Jacky Caillou

lundi 12 septembre 2022, 20h00

Salle Georges Franju

20h00 21h35 (92 min)

Avant-première du film, avec Arizona Distribution


Lucas Delangle
France / 2021 / 92 min / DCP

Avec Thomas Parigi, Edwige Blondiau.

Jacky Caillou vit dans un village de montagne avec sa grand-mère, une magnétiseuse-guérisseuse reconnue de tous. Alors qu'elle commence à lui transmettre son don, une jeune femme arrive de la ville pour consulter.

C'est un petit gars de la montagne, Jacky, un gars de la Vallée du Verdon et de l'Issole, dans les Alpes de Haute-Provence. Lui aussi voudrait, comme sa grand-mère, avoir les mains qui tremblent et qui chauffent, pour guérir notamment les maladies de la peau. Alors il épie la vieille dame, quand elle reçoit ses patients, et s'interroge sur la transmission de ce don. Il fait de la musique aussi, Jacky, et il a plein de rêves dans la tête, des rêves de fuite, d'échappée belle, de cet environnement vert et rocailleux où il se fond pourtant. S'immerger dans la nature, étreindre les arbres, se laver dans la rivière, chanter le temps des abeilles, s'allonger sur la terre qu'il foule à pied ou sur son quad, sont des activités qui résument le quotidien de Jacky, nom de famille Caillou, se recueillant régulièrement sur les tombes de ses parents, deux monticules de pierres au flanc de la montagne escarpée.

C'est cette fusion du garçon avec la nature que filme Lucas Delangle dans son premier long métrage, baptisé du nom de son personnage principal.
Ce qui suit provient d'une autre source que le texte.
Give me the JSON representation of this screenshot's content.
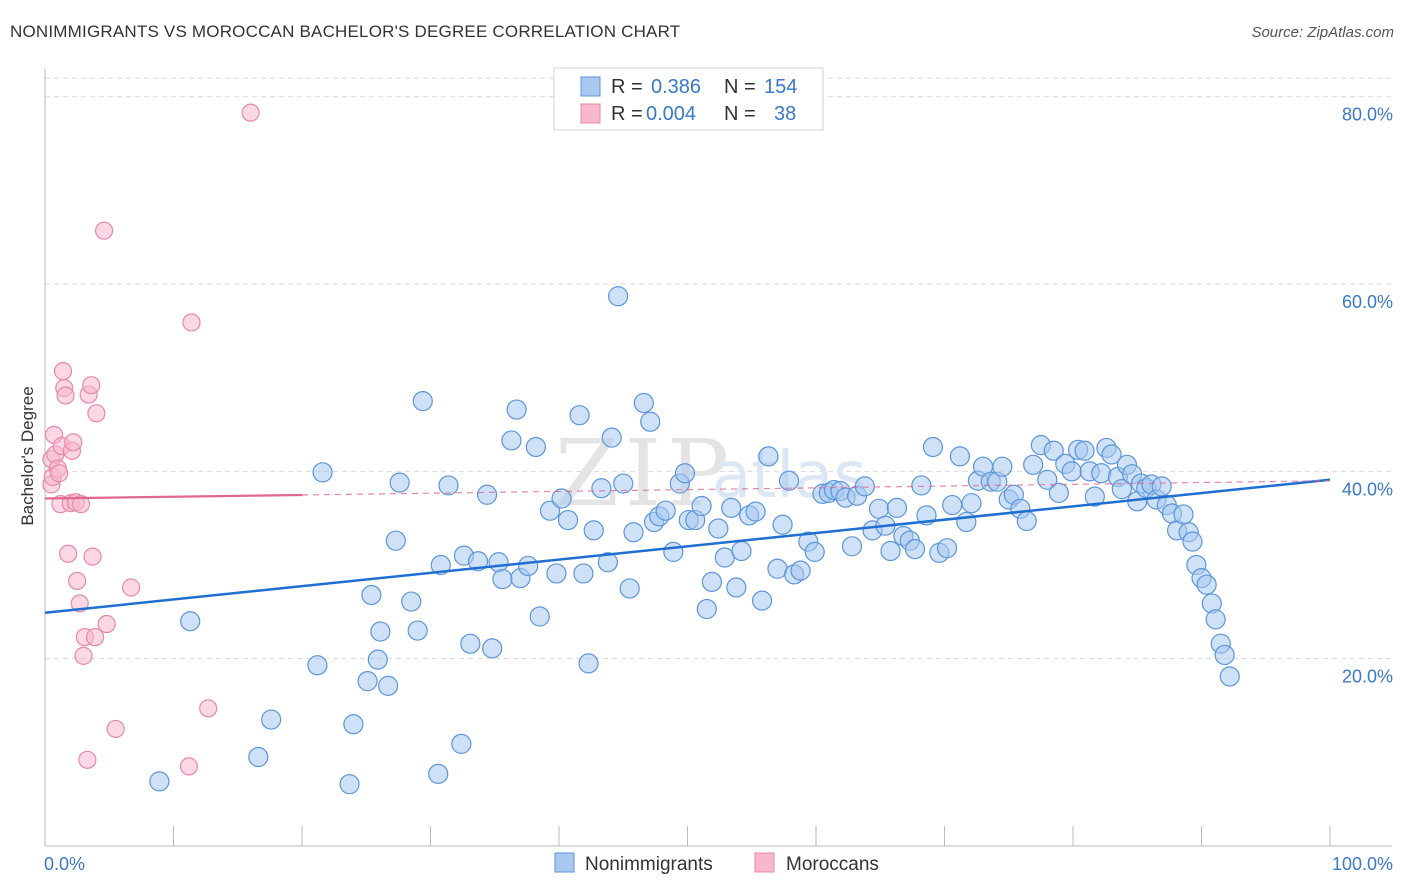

Ces arbres qui frémissent, les peaux léchées par le vent, cette sensualité des éléments qui fait d'abord défaut au jeune homme et qu'il recherche quand il tombe amoureux d'Elsa, jeune femme mystérieuse dont une tache grise bientôt poilue va envahir peu à peu le dos nu. « T'as pas de sensualité, t'as jamais touché une fille » lui dit sa grand-mère en préambule. Jacky Caillou sera donc le portrait initiatique d'un petit gars de la montagne qui fait l'apprentissage de l'altérité à guérir, de la caresse et de la perte. Un récit de deuil (sa grand-mère décède dans le premier quart d'heure du film) qui annonce une libération. Ce qui l'unit à Elsa, une forme d'animalité sans doute, mais un rapport intime au végétal aussi. L'origine de la différence d'Elsa tiendrait effectivement d'une fascination envers trois peupliers qui l'hypnotisaient avant d'être coupés. La forêt des cimes semble les avaler parfois, tous les deux. C'est « l'appel de la forêt ». Toute la mise en scène, brillante, humble puzzle d'un fragment de rocaille et des hommes qui la peuplent, se vit en plans fixes fulgurants et mouvements de caméra discrets. Entre chien et louve, bien sûr aussi. Car l'intensité de la journée se trouve toujours en son début ou en sa fin. Les légers zooms employés nous rappellent aussi que Jacky Caillou est un film sur l'invisible et sur la croyance. Si dans son moyen métrage, Du rouge au front, Lucas Delangle interrogeait le désir de fiction, il prolonge cette idée avec son premier long. Car Jacky est aussi un jeune homme qui se construit un récit personnel fantastique et amoureux que le spectateur fait sien. Son corps en route, le regard assuré, emporté vers les nuages, ou dérivé vers Elsa, appartient au registre somnambulique. On pourrait croire à un rêve éveillé où les brebis et les agneaux meurent de peur la nuit, face à la bête. Et puis il y a les mains, au centre du film, motif autant bressonien que fantastique, ces mains en marche elles aussi, ces mains qui brûlent et qui font le bien, ces mains fascinantes de ce qu'on n'osera appeler miracle.